Opened 14 years ago
Closed 13 years ago
#14553 closed defect (bug) (fixed)
Prevent localized MS sites from stomping core update checks
Reported by: | nacin | Owned by: | |
---|---|---|---|
Milestone: | 3.1 | Priority: | normal |
Severity: | normal | Version: | 3.0 |
Component: | Upgrade/Install | Keywords: | has-patch |
Focuses: | multisite | Cc: |
Description
For reasons currently passing my understanding, we fire core, plugin, and theme checks on all sites in a network.
One issue is if sites run different locales, then they will stomp on the transient set by the previous check and potentially return bad information.
Example. The network runs 3.0.1. WPLANG is set to ''
, which means get_locale() would return en_US
. When site A runs an update check, there's no update. Site B has a blog-level WPLANG option of de_DE. When it runs an update check, the API returns 3.0.1-de_DE, even though the install is defined as 3.0.1-en_US. As this is then stored in a sitemeta transient, each update stomps over the last, and so depending on whether an en_US blog or de_DE blog ran the update check last, you may have a very annoying nag telling you to upgrade to the version you're already at.
Ironically, this is a performance improvement over MU (even if more annoying), since MU stored update check results in a blog transient. Instead of the checks stomping each other, they all ran independently.
I'm not sure of the fix here. I'm not convinced we should put logic in either get_locale() or wp_version_check(). Nor do I think we should attach a MS default filter.
Here's my idea currently -- introduce get_network_locale(), or a $network_wide = false
argument on get_locale(), that would skip checking the blog-level WPLANG option.

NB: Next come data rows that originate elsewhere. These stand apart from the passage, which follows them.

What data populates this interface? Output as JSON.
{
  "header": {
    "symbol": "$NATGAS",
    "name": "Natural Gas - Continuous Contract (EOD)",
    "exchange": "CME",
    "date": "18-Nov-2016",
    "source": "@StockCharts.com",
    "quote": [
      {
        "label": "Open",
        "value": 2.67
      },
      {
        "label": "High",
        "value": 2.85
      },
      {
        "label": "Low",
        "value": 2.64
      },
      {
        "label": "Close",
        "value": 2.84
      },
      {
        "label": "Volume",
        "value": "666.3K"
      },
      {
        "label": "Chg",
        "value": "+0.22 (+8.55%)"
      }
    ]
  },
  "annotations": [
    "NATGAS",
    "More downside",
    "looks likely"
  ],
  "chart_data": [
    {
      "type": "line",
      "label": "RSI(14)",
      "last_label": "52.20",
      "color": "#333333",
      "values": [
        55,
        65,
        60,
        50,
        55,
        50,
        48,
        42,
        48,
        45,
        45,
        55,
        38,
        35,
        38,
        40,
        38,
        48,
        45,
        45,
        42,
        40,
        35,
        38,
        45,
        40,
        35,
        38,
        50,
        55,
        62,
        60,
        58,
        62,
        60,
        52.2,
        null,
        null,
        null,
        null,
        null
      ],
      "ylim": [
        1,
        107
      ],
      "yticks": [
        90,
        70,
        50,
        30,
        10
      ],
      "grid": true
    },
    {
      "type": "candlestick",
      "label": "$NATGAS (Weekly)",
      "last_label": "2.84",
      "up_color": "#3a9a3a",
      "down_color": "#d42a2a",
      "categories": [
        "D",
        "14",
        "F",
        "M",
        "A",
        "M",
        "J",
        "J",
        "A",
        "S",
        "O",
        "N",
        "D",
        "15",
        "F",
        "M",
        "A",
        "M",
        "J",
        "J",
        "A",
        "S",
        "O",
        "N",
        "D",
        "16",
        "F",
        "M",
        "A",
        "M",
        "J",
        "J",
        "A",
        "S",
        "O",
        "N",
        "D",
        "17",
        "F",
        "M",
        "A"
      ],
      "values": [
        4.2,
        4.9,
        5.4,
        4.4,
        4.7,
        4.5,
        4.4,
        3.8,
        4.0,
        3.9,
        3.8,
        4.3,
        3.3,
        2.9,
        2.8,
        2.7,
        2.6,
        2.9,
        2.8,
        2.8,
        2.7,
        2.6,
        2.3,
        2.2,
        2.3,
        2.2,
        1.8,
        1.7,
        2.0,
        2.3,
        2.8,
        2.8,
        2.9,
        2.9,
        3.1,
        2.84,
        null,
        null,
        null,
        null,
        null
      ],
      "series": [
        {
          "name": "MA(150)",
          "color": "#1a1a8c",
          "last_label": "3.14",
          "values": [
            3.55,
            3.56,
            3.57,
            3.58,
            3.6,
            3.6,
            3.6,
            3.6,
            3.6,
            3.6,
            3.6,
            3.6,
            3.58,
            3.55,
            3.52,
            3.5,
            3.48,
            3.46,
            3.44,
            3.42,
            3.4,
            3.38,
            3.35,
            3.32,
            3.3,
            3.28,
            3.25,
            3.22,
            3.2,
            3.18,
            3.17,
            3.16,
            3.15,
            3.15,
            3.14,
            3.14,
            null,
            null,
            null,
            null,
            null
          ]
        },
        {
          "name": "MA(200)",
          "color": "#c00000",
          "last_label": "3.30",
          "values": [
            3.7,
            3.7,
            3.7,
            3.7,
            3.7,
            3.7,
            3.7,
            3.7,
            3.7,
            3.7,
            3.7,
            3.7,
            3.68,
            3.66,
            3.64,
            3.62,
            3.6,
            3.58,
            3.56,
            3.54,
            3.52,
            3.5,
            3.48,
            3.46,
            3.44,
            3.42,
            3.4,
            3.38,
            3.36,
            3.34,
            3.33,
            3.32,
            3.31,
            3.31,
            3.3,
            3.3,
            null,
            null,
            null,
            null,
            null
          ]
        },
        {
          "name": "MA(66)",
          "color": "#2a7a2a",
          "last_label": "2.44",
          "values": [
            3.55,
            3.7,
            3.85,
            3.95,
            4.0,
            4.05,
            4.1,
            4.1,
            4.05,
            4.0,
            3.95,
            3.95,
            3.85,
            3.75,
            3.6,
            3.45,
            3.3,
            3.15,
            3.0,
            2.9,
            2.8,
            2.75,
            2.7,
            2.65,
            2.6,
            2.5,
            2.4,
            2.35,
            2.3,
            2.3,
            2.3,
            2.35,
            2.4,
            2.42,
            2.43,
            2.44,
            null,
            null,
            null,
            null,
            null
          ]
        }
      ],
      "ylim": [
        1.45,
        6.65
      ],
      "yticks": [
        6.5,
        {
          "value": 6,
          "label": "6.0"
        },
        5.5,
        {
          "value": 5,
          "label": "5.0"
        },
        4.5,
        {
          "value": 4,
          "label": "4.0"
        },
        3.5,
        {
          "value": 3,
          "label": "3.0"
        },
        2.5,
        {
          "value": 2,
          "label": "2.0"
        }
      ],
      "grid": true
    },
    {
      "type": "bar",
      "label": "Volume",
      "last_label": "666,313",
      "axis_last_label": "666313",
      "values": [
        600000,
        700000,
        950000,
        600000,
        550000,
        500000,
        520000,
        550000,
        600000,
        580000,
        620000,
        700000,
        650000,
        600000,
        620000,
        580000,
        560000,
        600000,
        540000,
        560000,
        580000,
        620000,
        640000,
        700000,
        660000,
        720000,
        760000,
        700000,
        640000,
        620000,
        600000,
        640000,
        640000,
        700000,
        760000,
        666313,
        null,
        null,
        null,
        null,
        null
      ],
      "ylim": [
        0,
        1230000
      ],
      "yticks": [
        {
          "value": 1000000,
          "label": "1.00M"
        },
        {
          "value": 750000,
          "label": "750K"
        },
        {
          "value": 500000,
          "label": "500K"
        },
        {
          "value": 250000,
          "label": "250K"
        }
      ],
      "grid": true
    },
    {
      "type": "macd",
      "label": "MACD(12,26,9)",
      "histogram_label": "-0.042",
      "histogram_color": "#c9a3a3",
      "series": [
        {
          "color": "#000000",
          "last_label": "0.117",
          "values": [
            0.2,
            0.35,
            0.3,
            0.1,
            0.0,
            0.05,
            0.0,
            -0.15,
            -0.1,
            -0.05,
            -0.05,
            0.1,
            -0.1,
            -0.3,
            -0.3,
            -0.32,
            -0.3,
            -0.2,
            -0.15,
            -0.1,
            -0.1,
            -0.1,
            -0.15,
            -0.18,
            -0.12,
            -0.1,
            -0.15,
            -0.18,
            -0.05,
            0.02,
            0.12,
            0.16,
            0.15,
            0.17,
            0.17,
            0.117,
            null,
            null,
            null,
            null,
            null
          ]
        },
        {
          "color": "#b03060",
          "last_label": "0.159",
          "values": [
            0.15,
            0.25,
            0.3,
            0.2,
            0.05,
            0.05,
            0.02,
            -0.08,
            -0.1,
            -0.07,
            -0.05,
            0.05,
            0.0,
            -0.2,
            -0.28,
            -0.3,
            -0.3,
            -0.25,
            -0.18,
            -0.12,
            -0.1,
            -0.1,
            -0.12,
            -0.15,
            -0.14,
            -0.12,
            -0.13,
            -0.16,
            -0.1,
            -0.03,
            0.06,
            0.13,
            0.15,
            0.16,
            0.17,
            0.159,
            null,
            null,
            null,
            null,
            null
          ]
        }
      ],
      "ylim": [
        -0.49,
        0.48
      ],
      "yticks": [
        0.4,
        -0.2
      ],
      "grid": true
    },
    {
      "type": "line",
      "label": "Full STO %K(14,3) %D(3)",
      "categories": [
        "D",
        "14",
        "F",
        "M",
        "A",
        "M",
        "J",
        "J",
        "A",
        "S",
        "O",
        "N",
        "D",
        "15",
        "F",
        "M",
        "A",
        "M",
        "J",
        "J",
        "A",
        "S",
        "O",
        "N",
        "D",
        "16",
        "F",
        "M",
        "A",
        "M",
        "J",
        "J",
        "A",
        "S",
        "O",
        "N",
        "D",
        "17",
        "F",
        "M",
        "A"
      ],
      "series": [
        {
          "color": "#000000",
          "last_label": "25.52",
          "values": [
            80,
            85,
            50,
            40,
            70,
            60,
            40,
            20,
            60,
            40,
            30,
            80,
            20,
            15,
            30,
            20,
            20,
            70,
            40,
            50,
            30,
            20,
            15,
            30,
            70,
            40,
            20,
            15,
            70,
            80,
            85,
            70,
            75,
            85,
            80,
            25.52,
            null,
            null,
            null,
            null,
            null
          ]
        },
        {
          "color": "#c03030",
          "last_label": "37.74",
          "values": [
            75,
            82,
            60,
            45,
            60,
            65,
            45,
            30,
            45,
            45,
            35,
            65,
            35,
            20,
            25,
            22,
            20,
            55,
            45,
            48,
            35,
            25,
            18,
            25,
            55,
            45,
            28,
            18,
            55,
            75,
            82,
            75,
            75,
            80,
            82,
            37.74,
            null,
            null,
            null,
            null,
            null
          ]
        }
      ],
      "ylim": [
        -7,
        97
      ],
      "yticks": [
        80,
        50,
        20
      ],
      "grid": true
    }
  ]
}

Originally reported by nkuttler in IRC yesterday.
I'll be opening a new ticket on 3.1 to restrict core, plugin, and theme update checks to the root site only. Thankfully, our network admin makes that a bit more intuitive.
Attachments (2)
Change History (15)
#2
@
14 years ago
- Cc office@… added
I tested the patch and it fixes the nag messages for me, for all blogs and after deleting the _site_transient_update_core entry repeatedly.
#3
@
14 years ago
- Cc gazouteast added
@nkuttler - could you elaborate please on "after deleting the _site_transient_update_core entry repeatedly" - I have one very problematic standalone site that this may assist (it keeps getting thumped for server resource abuse despite the site being almost a ghost town nowadays).
thanks
#4
@
14 years ago
Apply the patch and run this in your db:
delete from wp_sitemeta where meta_key='_site_transient_update_core';
I kind of doubt this bug can cause any performance issues though (?)
#5
@
14 years ago
Oh, I just noticed a bug with this patch. The blog completely it's WPLANG setting as defined on the blog settings page (backend and frontend weren't localized any more). I'll have a look as soon as I can.
#6
follow-up:
↓ 12
@
14 years ago
New patch. I also noticed that we should probably be pulling get_site_option('WPLANG') even if WP_INSTALLING is defined, such as when activating a new blog... So that might be another bug?
#8
@
14 years ago
thanks nkuttler - I'm waiting until nacin finishes his checks from his last post then will try this on the problematic install to see if it helps.
#10
@
14 years ago
- Milestone changed from 3.1 to Future Release
We now have
if ( ! is_main_site() ) return;
in wp-includes/update.php. Not sure if there's anything else here need solving.
#11
@
13 years ago
- Keywords reporter-feedback removed
- Milestone changed from Future Release to 3.1
Since [15591], update checks are only run from the main site, so this is fixed.
I was thinking if we should only show the update nag on the main site, but leaving it as is also makes sense.